Super Elastic Bubble Plastic was the brand name for a children's toy manufactured from the 1970s through the 80s by Wham-O. It consisted of a tube of viscous plastic substance and a thin straw used to blow semi-solid bubbles. A pea-sized amount of liquid plastic was squeezed from the tube and made into a ball. One end of the straw was then inserted into the ball, and the user would blow into the other end, inflating the plastic into a bubble. The user could then remove the bubble from the straw by pinching the hole closed, sealing the air inside.

The size of each bubble depended on the amount of plastic used. Roughly the consistency of bubble gum, the bubbles formed were much more durable than simple soap bubbles, and could be gently manipulated to make different shapes, and stacked to make simple figures such as snowmen. However, they were not as durable as preformed balloons and could pop easily if overinflated, handled with too much force, or squeezed.

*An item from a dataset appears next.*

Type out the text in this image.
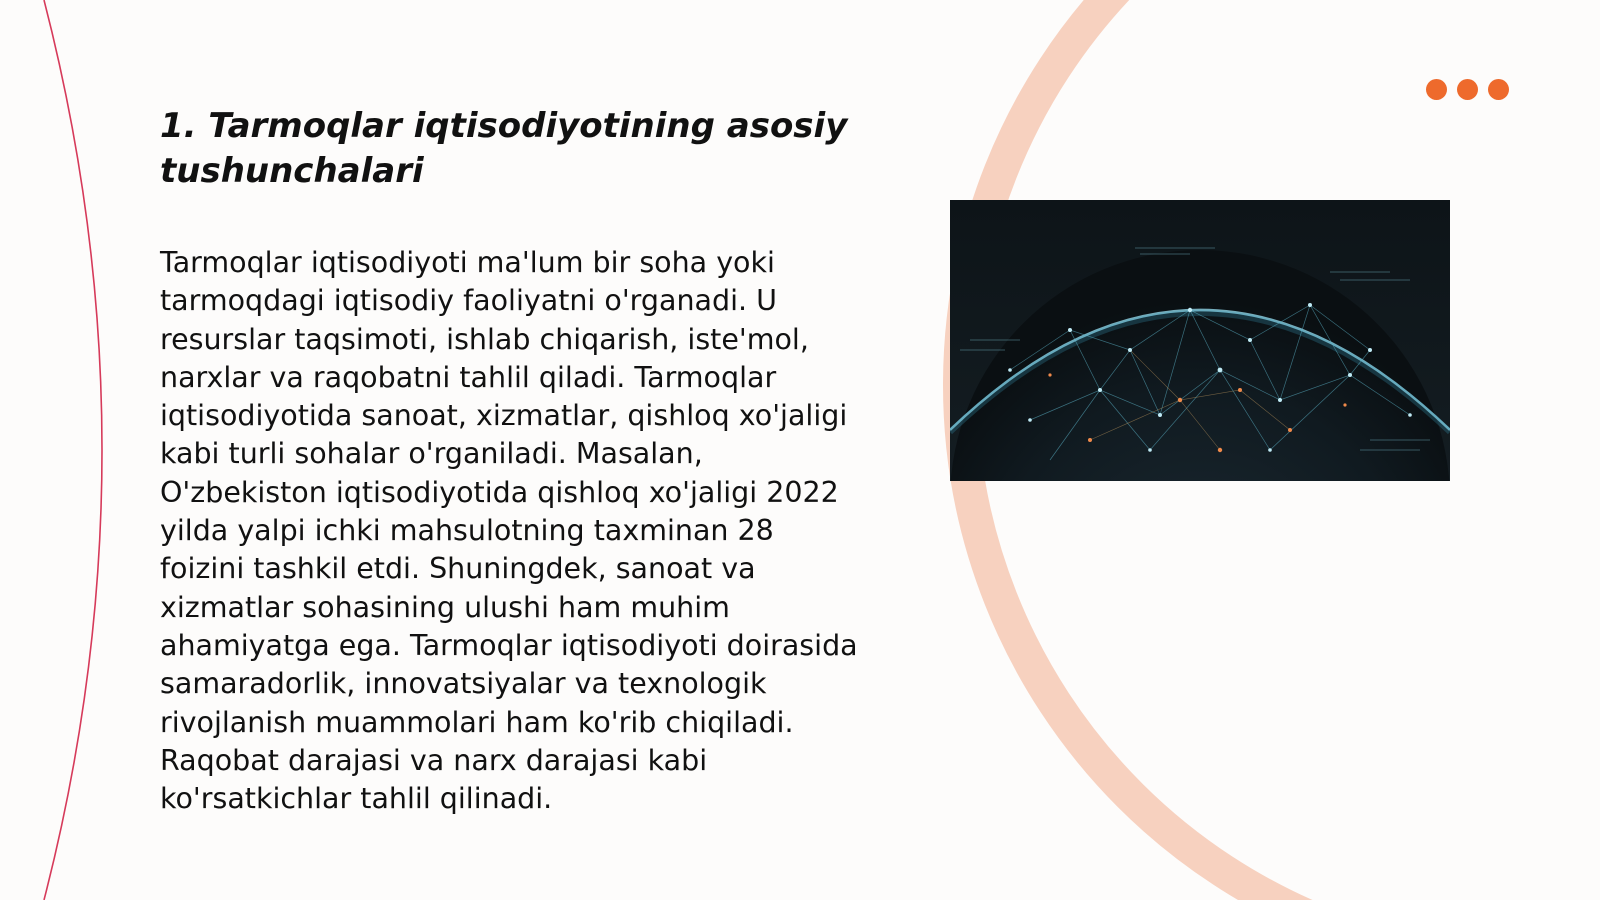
1. Tarmoqlar iqtisodiyotining asosiy tushunchalari

Tarmoqlar iqtisodiyoti ma'lum bir soha yoki tarmoqdagi iqtisodiy faoliyatni o'rganadi. U resurslar taqsimoti, ishlab chiqarish, iste'mol, narxlar va raqobatni tahlil qiladi. Tarmoqlar iqtisodiyotida sanoat, xizmatlar, qishloq xo'jaligi kabi turli sohalar o'rganiladi. Masalan, O'zbekiston iqtisodiyotida qishloq xo'jaligi 2022 yilda yalpi ichki mahsulotning taxminan 28 foizini tashkil etdi. Shuningdek, sanoat va xizmatlar sohasining ulushi ham muhim ahamiyatga ega. Tarmoqlar iqtisodiyoti doirasida samaradorlik, innovatsiyalar va texnologik rivojlanish muammolari ham ko'rib chiqiladi. Raqobat darajasi va narx darajasi kabi ko'rsatkichlar tahlil qilinadi.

Chemically, the bubbles contained polyvinyl acetate dissolved in acetone, with ethyl acetate plastic fortifiers added. The acetone evaporated upon bubble inflation, leaving behind a solidified plastic film.

Besides the potential for spills when liquid plastic was handled by children, the substance also emitted noxious fumes. The fumes could become concentrated inside the straw, making it dangerous to inhale through the straw while inflating a bubble. The toy was not recommended for children under 5. Because of these problems, Super Elastic Bubble Plastic was eventually discontinued. This type of toy is banned in Canada, and Super Elastic Bubble Plastic was the subject of a Canadian recall in 2016. Similar products exist under other brand names.